Certo, ci lega la musica, ma tra noi e i nostri artisti preferiti c’è un abisso. Non ha senso girarci attorno: la realtà è che, sebbene li consideriamo come vecchi amici e sentiamo una connessione profonda con le loro opere, ci troviamo su pianeti diversi. Purtroppo, questo è ciò che la musica riserva ai nuovi emergenti: un muro alto e insuperabile. Il panorama musicale è in continuo fermento, ma è bloccato dal mainstream e dalle limitate opportunità di visibilità. Non sto dicendo che debba essere facile emergere, ma oggi è diventato particolarmente ostico. Le major, spesso, pensano solo in termini economici e non vogliono prendersi rischi. Forse guardiamo a tutto questo con una certa maturità, e le questioni che ci riguardano ci appaiono crude e spietate. C’è un modo per uscirne? Certo! Dobbiamo smettere di cercare a tutti i costi la fama e tornare a suonare per noi stessi e per chi avrà voglia di ascoltarci. La vera essenza della musica è connettersi, condividere emozioni e vivere il momento, indipendentemente dal successo commerciale.

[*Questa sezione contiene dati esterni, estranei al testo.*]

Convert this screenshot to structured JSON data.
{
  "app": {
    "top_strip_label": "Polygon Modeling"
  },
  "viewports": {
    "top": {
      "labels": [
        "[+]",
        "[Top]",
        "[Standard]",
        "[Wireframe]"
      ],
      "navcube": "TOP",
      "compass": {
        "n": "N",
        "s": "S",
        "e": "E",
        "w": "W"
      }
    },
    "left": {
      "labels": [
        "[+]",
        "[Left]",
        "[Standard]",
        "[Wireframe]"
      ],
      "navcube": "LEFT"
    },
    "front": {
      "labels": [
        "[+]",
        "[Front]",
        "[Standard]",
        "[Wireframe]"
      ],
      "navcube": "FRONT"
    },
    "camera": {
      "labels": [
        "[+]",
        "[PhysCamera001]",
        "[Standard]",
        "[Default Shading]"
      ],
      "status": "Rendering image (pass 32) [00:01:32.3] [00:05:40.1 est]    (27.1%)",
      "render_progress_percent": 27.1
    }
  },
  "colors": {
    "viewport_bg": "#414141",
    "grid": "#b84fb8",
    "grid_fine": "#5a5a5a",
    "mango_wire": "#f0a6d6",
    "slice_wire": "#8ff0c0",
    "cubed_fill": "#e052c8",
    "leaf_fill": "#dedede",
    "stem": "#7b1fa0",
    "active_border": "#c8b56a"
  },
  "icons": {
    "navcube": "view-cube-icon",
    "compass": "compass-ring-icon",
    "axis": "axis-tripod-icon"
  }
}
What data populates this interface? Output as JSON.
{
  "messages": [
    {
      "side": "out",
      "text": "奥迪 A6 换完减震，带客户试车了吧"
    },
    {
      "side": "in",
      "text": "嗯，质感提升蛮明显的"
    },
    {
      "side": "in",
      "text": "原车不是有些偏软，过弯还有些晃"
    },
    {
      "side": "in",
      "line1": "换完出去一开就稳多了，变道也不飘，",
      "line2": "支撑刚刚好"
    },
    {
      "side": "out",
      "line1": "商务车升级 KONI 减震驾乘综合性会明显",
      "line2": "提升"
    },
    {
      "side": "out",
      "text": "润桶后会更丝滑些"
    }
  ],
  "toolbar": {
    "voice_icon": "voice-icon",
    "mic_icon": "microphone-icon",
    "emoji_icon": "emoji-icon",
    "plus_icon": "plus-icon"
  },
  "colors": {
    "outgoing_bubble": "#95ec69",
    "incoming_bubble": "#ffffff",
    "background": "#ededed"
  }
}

Il rock è il mio genere preferito, perché credo si presti meglio alle sperimentazioni. Quanto vi entusiasma lavorare sui nuovi suoni?

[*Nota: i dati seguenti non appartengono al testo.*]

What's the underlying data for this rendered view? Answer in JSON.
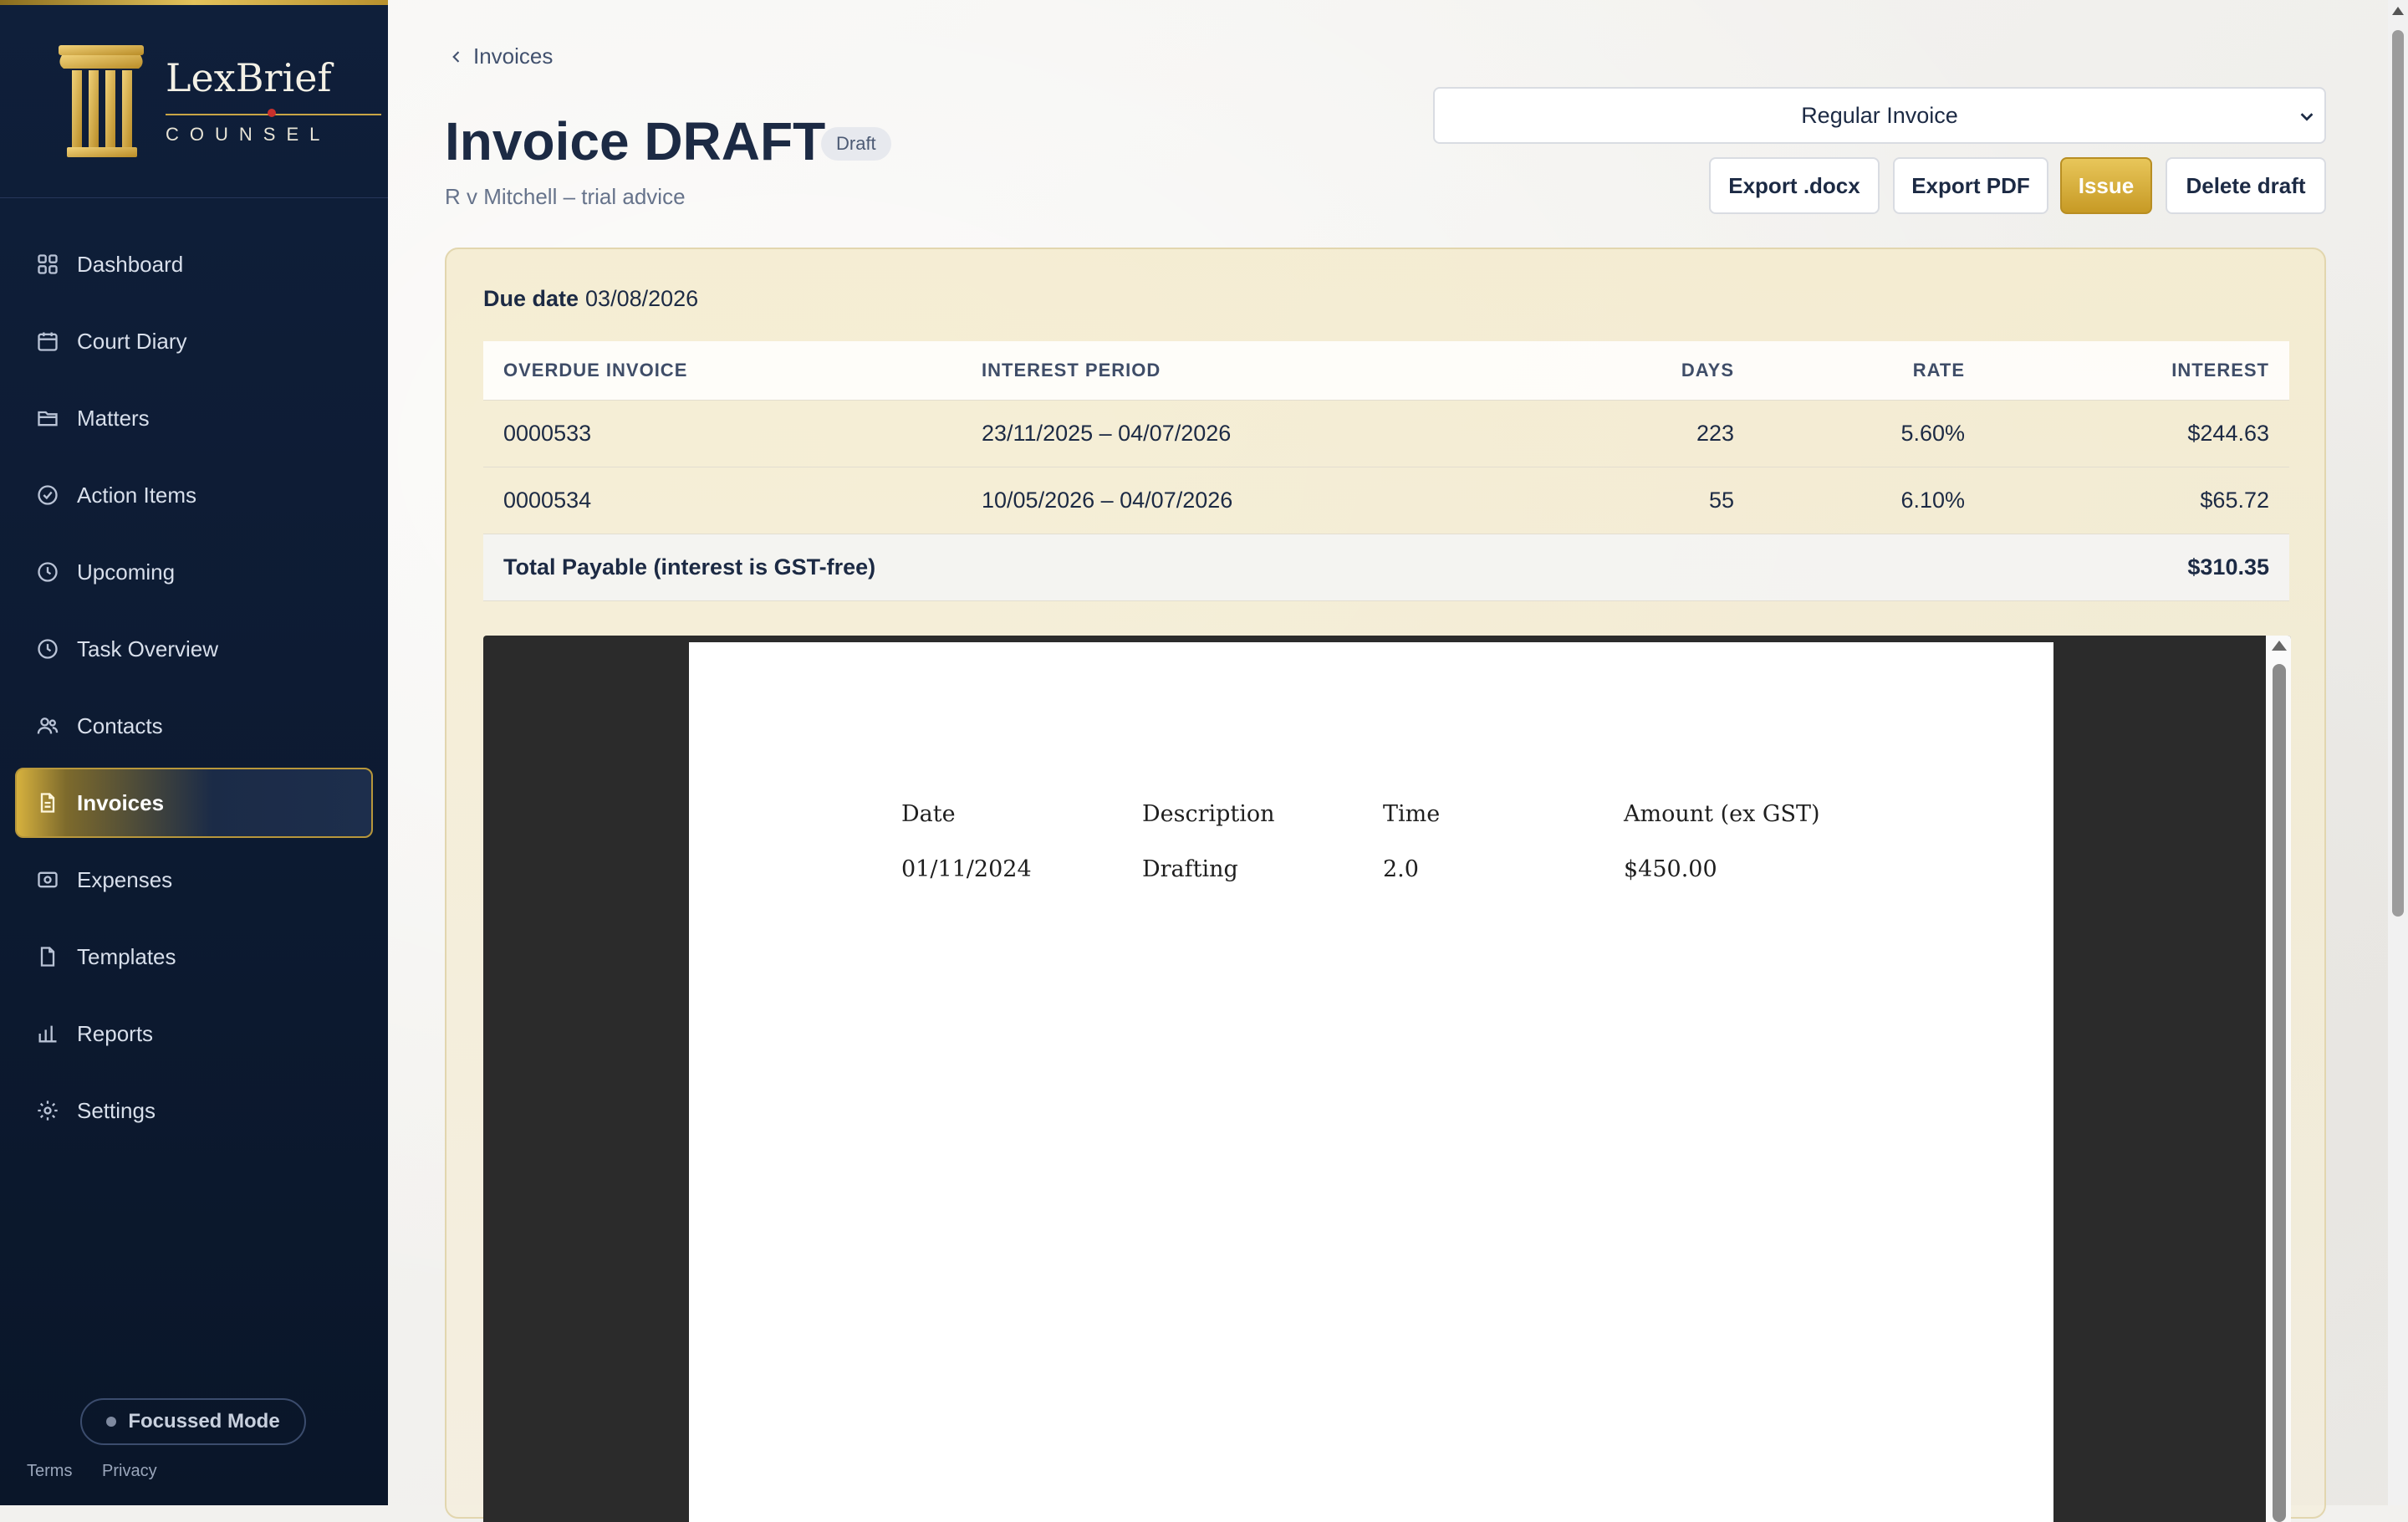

Il nostro entusiasmo per i nuovi suoni è aumentato enormemente da quando Nicola è entrato a far parte del gruppo. Questo ha segnato l’inizio di una nuova era per noi in termini di sonorità. Nicola ha un’attenzione particolare per il gusto e per la “pasta” di ogni suono, e sa esattamente quale timbro scegliere per ogni parte della canzone. Grazie a questo approccio, ci siamo ritrovati in New Life, essenzialmente una ninna nanna, con un fuzz da paura che si staglia come un muro proprio nel bel mezzo della canzone o in Indian Rose con quel “coccodè” impastato e stridulo del riff iniziale che cattura immediatamente l’attenzione. Questa nuova attenzione ai dettagli sonori non era così presente in passato; ci ha proiettati in un’avventura musicale ricca di nuove possibilità. Siamo costantemente alla ricerca di quella pelle d’oca, di quelle emozioni che solo la musica può dare. È proprio vero, questo è il rock!
Qual è la sfida più grande qui in Italia per una band che fa rock e canta in inglese?
La sfida più grande per una band rock che canta in inglese in Italia è sicuramente quella di farsi ascoltare e apprezzare. Fin dall’inizio del nostro progetto musicale, eravamo consapevoli che sarebbe stata una grande soddisfazione riuscire a esprimere i nostri suoni nella loro lingua d’origine. Tuttavia, sapevamo anche che la nostra musica avrebbe avuto difficoltà a emergere in un contesto prevalentemente italiano. Oggi, il panorama culturale e musicale si sta avvicinando all’inglese senza timori, ma per gli artisti italiani sembra esserci ancora una sorta di veto, un divieto non scritto ma che tutti osservano riguardo all’uso della lingua inglese per attirare il pubblico. Questo ha reso la nostra vita più difficile, non solo in termini di visibilità, ma anche in termini di proposta e vendibilità delle date live. Forse è proprio questo che ci piace fare: affrontare le sfide. Ricordo che molti ci hanno chiesto perché non cantassimo in italiano; addirittura, la prima domanda che mi ha posto Red Ronnie più di dieci anni fa durante il nostro concerto al Live Mi! è stata proprio questa. A quella domanda ho risposto: “Perché non in inglese?” Per noi, l’inglese rappresenta un modo per comunicare le nostre emozioni e il messaggio degli Antonio’s Revenge in modo autentico e puro.